これにはチャロンも驚いたようで、誉めてくれた。
かわいい少女に誉められるのも、なかなかうれしいものである。
もしかしてチャロンは誉めて伸ばすタイプなのかい??
「さすがですね、タクさん。もう問題ないくらいに全て発動できてますよ。
あとは実践あるのみですので、日々の生活の中でどんどん使って慣れてくださいね。
生活魔法以外にも便利な生活用のスキルがあるのですが、それはまた明日以降にしましょう。

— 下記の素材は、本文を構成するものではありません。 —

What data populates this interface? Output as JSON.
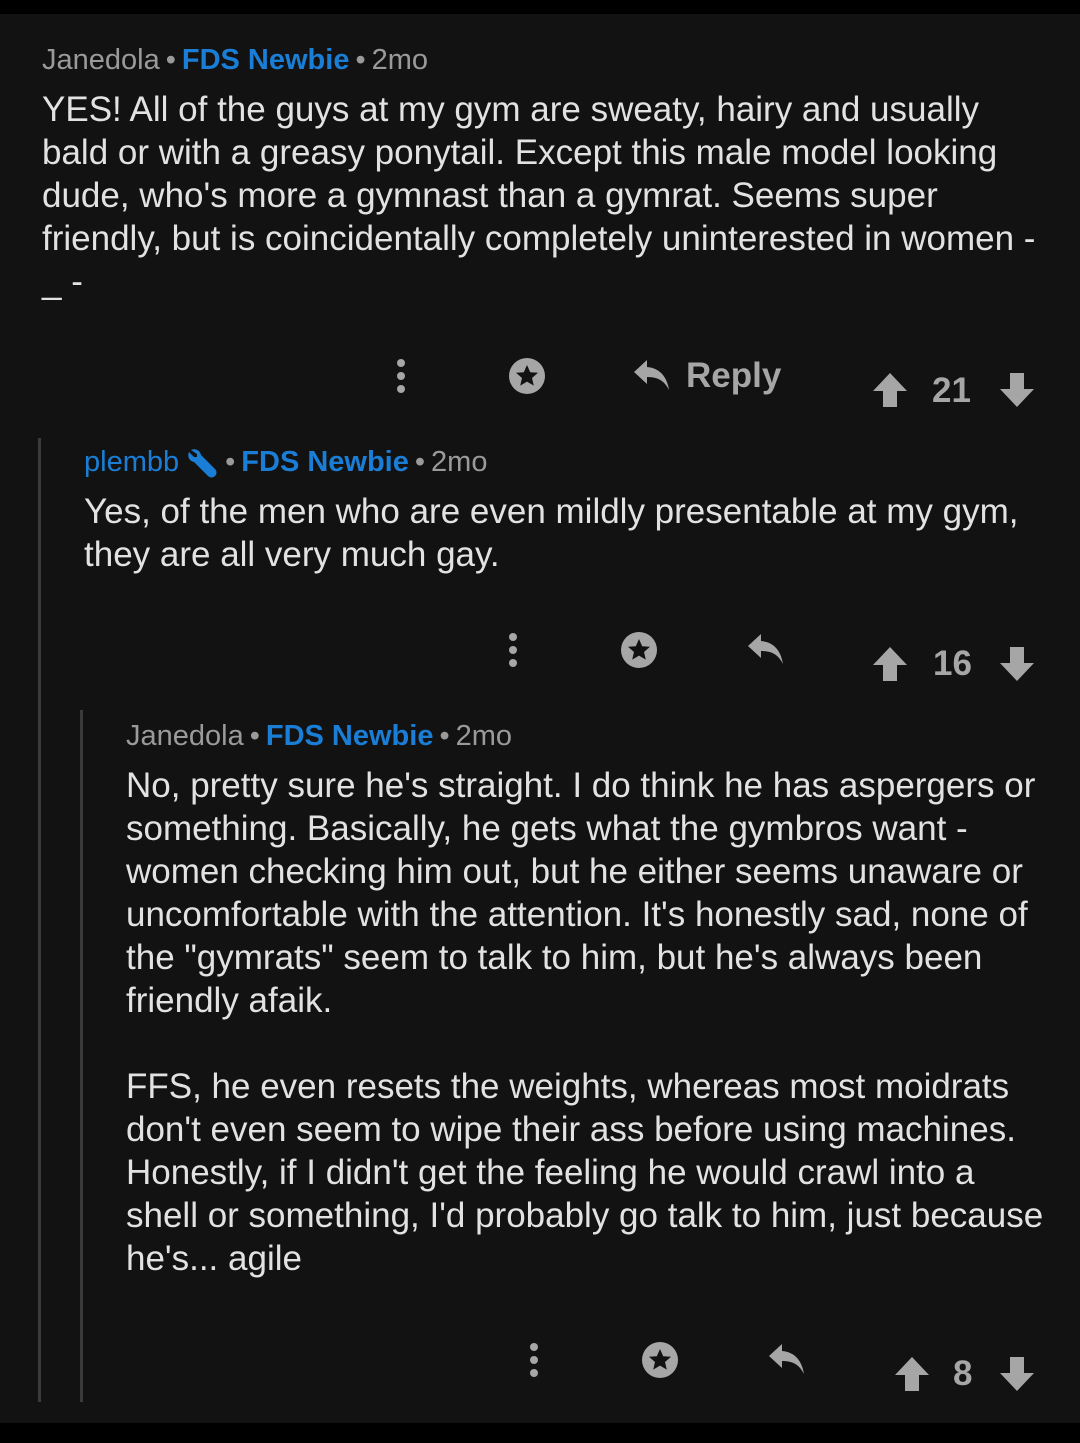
{
  "colors": {
    "background": "#121212",
    "frame": "#000000",
    "text": "#e2e2e2",
    "meta": "#9a9a9a",
    "accent_blue": "#1a7ed6",
    "icon": "#a6a6a6",
    "thread_line": "#3a3a3a"
  },
  "comments": [
    {
      "username": "Janedola",
      "flair": "FDS Newbie",
      "age": "2mo",
      "paragraphs": [
        "YES! All of the guys at my gym are sweaty, hairy and usually bald or with a greasy ponytail. Except this male model looking dude, who's more a gymnast than a gymrat. Seems super friendly, but is coincidentally completely uninterested in women - _ -"
      ],
      "reply_label": "Reply",
      "score": "21",
      "icons": [
        "more-vertical-icon",
        "award-icon",
        "reply-icon",
        "upvote-icon",
        "downvote-icon"
      ]
    },
    {
      "username": "plembb",
      "badge_icon": "wrench-icon",
      "flair": "FDS Newbie",
      "age": "2mo",
      "paragraphs": [
        "Yes, of the men who are even mildly presentable at my gym, they are all very much gay."
      ],
      "score": "16",
      "icons": [
        "more-vertical-icon",
        "award-icon",
        "reply-icon",
        "upvote-icon",
        "downvote-icon"
      ]
    },
    {
      "username": "Janedola",
      "flair": "FDS Newbie",
      "age": "2mo",
      "paragraphs": [
        "No, pretty sure he's straight. I do think he has aspergers or something. Basically, he gets what the gymbros want - women checking him out, but he either seems unaware or uncomfortable with the attention. It's honestly sad, none of the \"gymrats\" seem to talk to him, but he's always been friendly afaik.",
        "FFS, he even resets the weights, whereas most moidrats don't even seem to wipe their ass before using machines. Honestly, if I didn't get the feeling he would crawl into a shell or something, I'd probably go talk to him, just because he's... agile"
      ],
      "score": "8",
      "icons": [
        "more-vertical-icon",
        "award-icon",
        "reply-icon",
        "upvote-icon",
        "downvote-icon"
      ]
    }
  ],
  "separator": "•"
}
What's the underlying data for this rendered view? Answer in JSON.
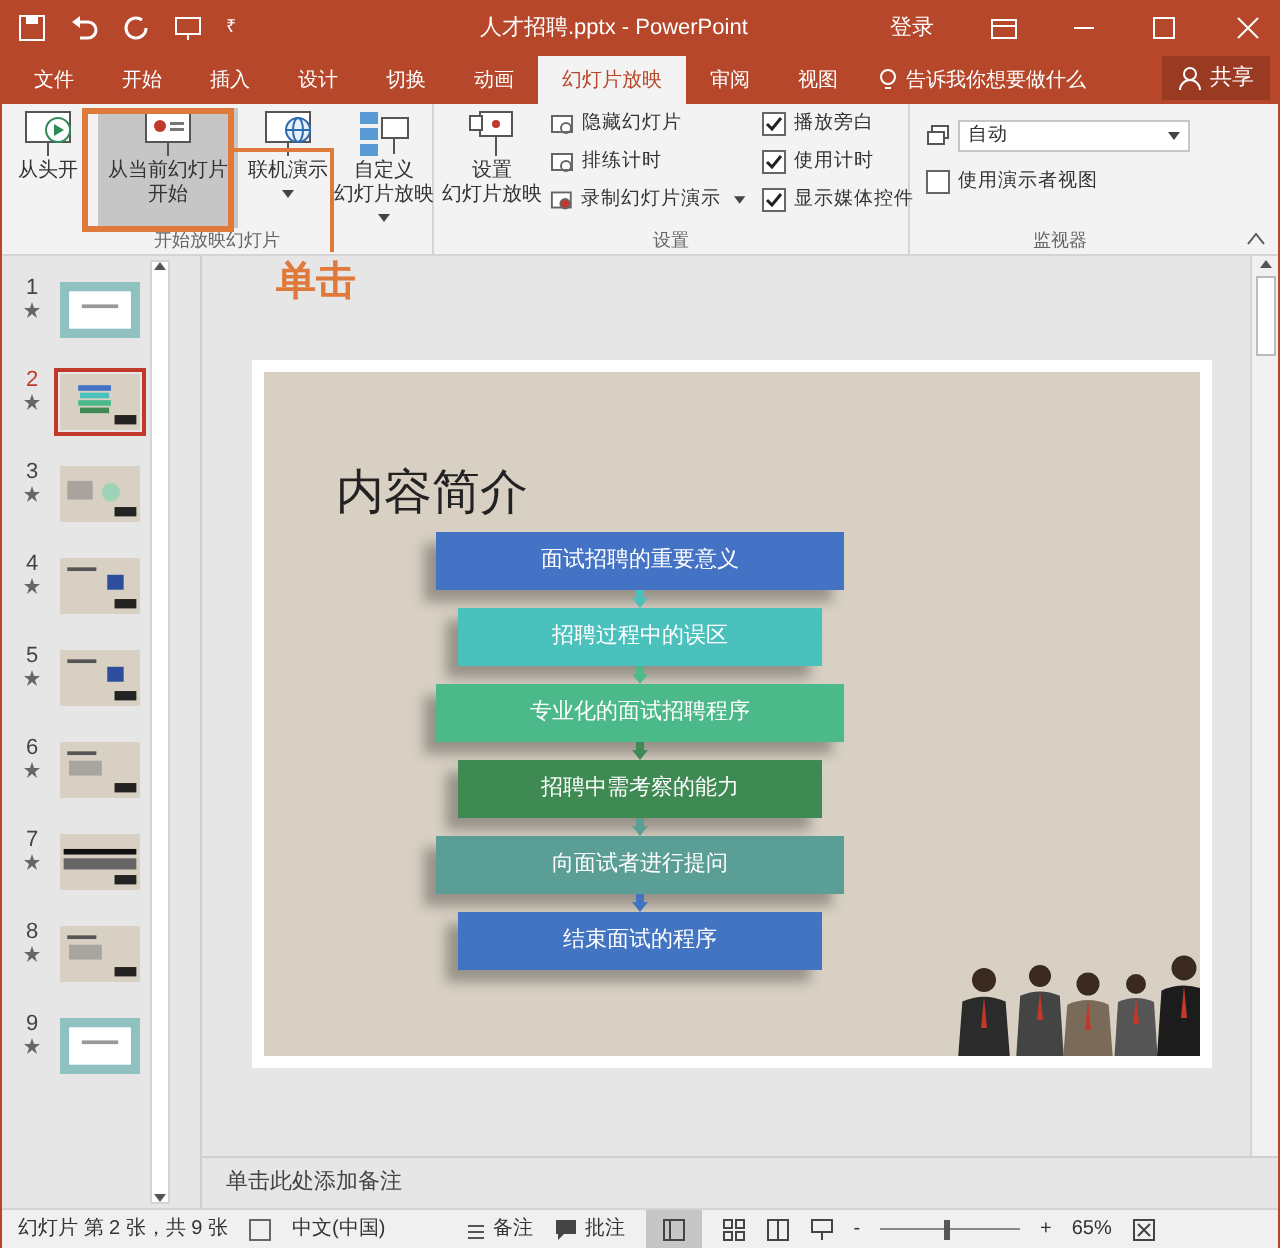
{
  "window": {
    "title": "人才招聘.pptx - PowerPoint",
    "sign_in": "登录"
  },
  "quick_access": {
    "customize": "₹"
  },
  "tabs": [
    {
      "label": "文件",
      "selected": false
    },
    {
      "label": "开始",
      "selected": false
    },
    {
      "label": "插入",
      "selected": false
    },
    {
      "label": "设计",
      "selected": false
    },
    {
      "label": "切换",
      "selected": false
    },
    {
      "label": "动画",
      "selected": false
    },
    {
      "label": "幻灯片放映",
      "selected": true
    },
    {
      "label": "审阅",
      "selected": false
    },
    {
      "label": "视图",
      "selected": false
    }
  ],
  "tell_me": "告诉我你想要做什么",
  "share": "共享",
  "ribbon": {
    "start_group": {
      "label": "开始放映幻灯片",
      "buttons": [
        {
          "lines": [
            "从头开"
          ],
          "selected": false,
          "dropdown": false
        },
        {
          "lines": [
            "从当前幻灯片",
            "开始"
          ],
          "selected": true,
          "dropdown": false
        },
        {
          "lines": [
            "联机演示"
          ],
          "selected": false,
          "dropdown": true
        },
        {
          "lines": [
            "自定义",
            "幻灯片放映"
          ],
          "selected": false,
          "dropdown": true
        }
      ]
    },
    "setup_group": {
      "label": "设置",
      "big_lines": [
        "设置",
        "幻灯片放映"
      ],
      "small": [
        {
          "label": "隐藏幻灯片",
          "dropdown": false
        },
        {
          "label": "排练计时",
          "dropdown": false
        },
        {
          "label": "录制幻灯片演示",
          "dropdown": true
        }
      ],
      "checks": [
        {
          "label": "播放旁白",
          "checked": true
        },
        {
          "label": "使用计时",
          "checked": true
        },
        {
          "label": "显示媒体控件",
          "checked": true
        }
      ]
    },
    "monitor_group": {
      "label": "监视器",
      "monitor": "自动",
      "presenter_view": {
        "label": "使用演示者视图",
        "checked": false
      }
    }
  },
  "annotation": "单击",
  "slides": [
    {
      "number": "1",
      "kind": "pattern",
      "selected": false
    },
    {
      "number": "2",
      "kind": "list",
      "selected": true
    },
    {
      "number": "3",
      "kind": "diagram",
      "selected": false
    },
    {
      "number": "4",
      "selected": false
    },
    {
      "number": "5",
      "selected": false
    },
    {
      "number": "6",
      "kind": "text",
      "selected": false
    },
    {
      "number": "7",
      "kind": "table",
      "selected": false
    },
    {
      "number": "8",
      "kind": "text",
      "selected": false
    },
    {
      "number": "9",
      "kind": "pattern",
      "selected": false
    }
  ],
  "slide": {
    "title": "内容简介",
    "steps": [
      {
        "text": "面试招聘的重要意义",
        "color": "#4472c4",
        "wide": true
      },
      {
        "text": "招聘过程中的误区",
        "color": "#4bc1be",
        "wide": false
      },
      {
        "text": "专业化的面试招聘程序",
        "color": "#4cb98a",
        "wide": true
      },
      {
        "text": "招聘中需考察的能力",
        "color": "#3e8a52",
        "wide": false
      },
      {
        "text": "向面试者进行提问",
        "color": "#5a9e95",
        "wide": true
      },
      {
        "text": "结束面试的程序",
        "color": "#4274c2",
        "wide": false
      }
    ]
  },
  "notes": {
    "placeholder": "单击此处添加备注"
  },
  "status_bar": {
    "slide_info": "幻灯片 第 2 张，共 9 张",
    "language": "中文(中国)",
    "notes": "备注",
    "comments": "批注",
    "zoom": "65%",
    "level": 0.45,
    "zoom_minus": "-",
    "zoom_plus": "+"
  }
}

まだ初日ですから今日の訓練はここまでにしておきましょうね。」
チャロン先生からは今日の訓練は合格がもらえたようだ。
「ありがとうチャロン。おかげで便利な魔法を覚えれたよ。
また明日もよろしくね。
夕食までちょっと時間があるから城内を軽く散歩しながら案内してくれるかい?」
「もちろんです。軽くぐるっと回りながら食堂に向かいましょう。」
そう言うチャロンは僕の手を引いて歩き出した。
城内を手繋ぎで歩いていいのだろうか?と一瞬思ったが、チャロンがそうするなら問題ないのであろう。
すれ違う他のメイドさんやスタッフが驚いたり、にやりと笑ったりしているが。
チャロンはと言うと、ほんのりと顔を赤らめながらも嬉しそうに歩いている。
嫌そうでないので問題なしとしよう。